It has more head mass than the PH50, cooling fins, and auto-step down.


----------



## jburon (Dec 9, 2011)

I just talked to Ken the other day. He has CSWL ready to ship at a good price considering the performance.


----------



## polarion (Dec 9, 2011)

jburon said:


> I just talked to Ken the other day. He has CSWL ready to ship at a good price considering the performance.



What is a good price for a CSWL nowadays?


----------



## mohanjude (Dec 10, 2011)

Just to update I got shipping confirmation yesterday from Bernd that it would go out by DHL - I was expecting the torch to arrive on monday from Germany. Surprisingly the torch arrived today as DHL wanted to keep up with the backlog. I just turned it on during the day in my room and compared it to the 75w HID on eBay. There is no comparison. The PH50 beats the Chineese HID light in both brightness and throw. The quality of the torch is first rate and is a joy to use.

I would have no hesitation in recommending francois1 link above and thank you for pointing me in the right direction.


----------



## Francois1 (Dec 10, 2011)

mohanjude said:


> Just to update I got shipping confirmation yesterday from Bernd that it would go out by DHL - I was expecting the torch to arrive on monday from Germany. Surprisingly the torch arrived today as DHL wanted to keep up with the backlog. I just turned it on during the day in my room and compared it to the 75w HID on eBay. There is no comparison. The PH50 beats the Chineese HID light in both brightness and throw. The quality of the torch is first rate and is a joy to use.
> 
> I would have no hesitation in recommending francois1 link above and thank you for pointing me in the right direction.

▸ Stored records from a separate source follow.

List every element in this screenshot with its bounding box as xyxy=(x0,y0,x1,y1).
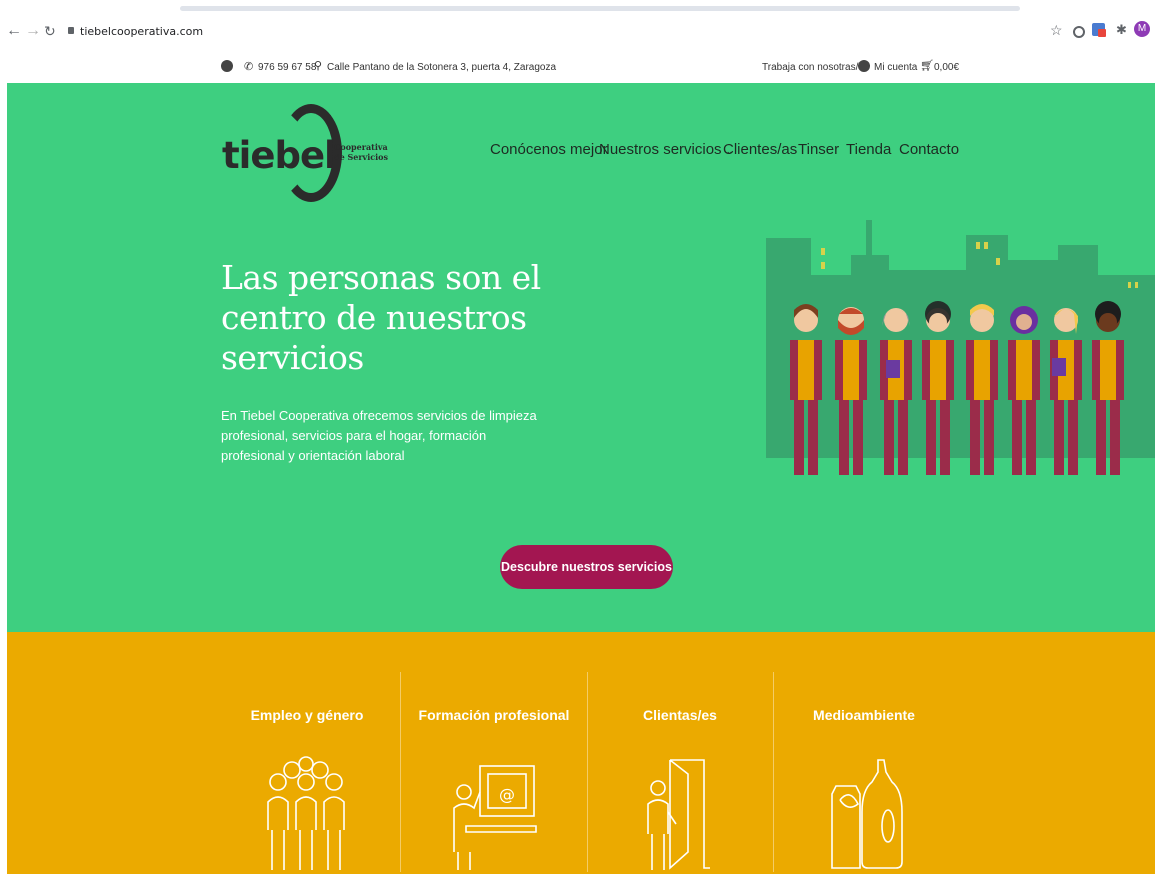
lock-icon xyxy=(68,27,74,34)
phone-number[interactable]: 976 59 67 58 xyxy=(258,62,316,73)
logo-arc xyxy=(280,104,342,202)
logo-subtitle-line1: Cooperativa xyxy=(334,142,388,152)
jobs-link[interactable]: Trabaja con nosotras/os xyxy=(762,62,869,73)
puzzle-icon[interactable]: ✱ xyxy=(1116,22,1127,38)
category-title-clientes[interactable]: Clientas/es xyxy=(590,707,770,723)
menu-item-clientes[interactable]: Clientes/as xyxy=(723,141,797,158)
category-title-formacion[interactable]: Formación profesional xyxy=(404,707,584,723)
menu-item-servicios[interactable]: Nuestros servicios ⌄ xyxy=(599,141,733,158)
logo-subtitle: Cooperativa de Servicios xyxy=(334,142,388,162)
account-link[interactable]: Mi cuenta xyxy=(874,62,917,73)
menu-item-tienda[interactable]: Tienda xyxy=(846,141,891,158)
contact-bar: ✆ 976 59 67 58 ⚲ Calle Pantano de la Sot… xyxy=(0,54,1155,83)
star-icon[interactable]: ☆ xyxy=(1050,22,1063,39)
menu-item-conocenos[interactable]: Conócenos mejor xyxy=(490,141,608,158)
phone-icon: ✆ xyxy=(244,61,254,73)
people-group-icon xyxy=(267,756,345,870)
hero-description: En Tiebel Cooperativa ofrecemos servicio… xyxy=(221,408,537,463)
cleaning-bottles-icon xyxy=(831,759,903,869)
extension-circle-icon[interactable] xyxy=(1073,26,1085,38)
cart-total[interactable]: 0,00€ xyxy=(934,62,959,73)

Congratulations for your new torch ! Is your reflector completely smooth or slightly textured ? Mine has a subtle texture, wich makes for a very clean beam, and perhaps a small reduction in throw (still well over 400 m). 
The only weak point on these torches seems to be the battery : it has a relatively high auto discharge rate and one of mine went dead unexpectedly.


----------



## light36 (Dec 25, 2011)

jburon said:


> I just talked to Ken the other day. He has CSWL ready to ship at a good price considering the performance.



Hi jburon , you don't perhaps know what the price was for the CSWL .

Edit : Have since been sorted out with the price.


----------



## light36 (Dec 30, 2011)

mohanjude said:


> Just to update I got shipping confirmation yesterday from Bernd that it would go out by DHL - I was expecting the torch to arrive on monday from Germany. Surprisingly the torch arrived today as DHL wanted to keep up with the backlog. I just turned it on during the day in my room and compared it to the 75w HID on eBay. There is no comparison. The PH50 beats the Chineese HID light in both brightness and throw. The quality of the torch is first rate and is a joy to use.
> 
> I would have no hesitation in recommending francois1 link above and thank you for pointing me in the right direction.



Mohun is your PH50's reflector smooth or OP .


----------



## mohanjude (Dec 30, 2011)

light36 said:


> Mohun is your PH50's reflector smooth or OP .



Smooth ... Just the way I like it.

Mohan


----------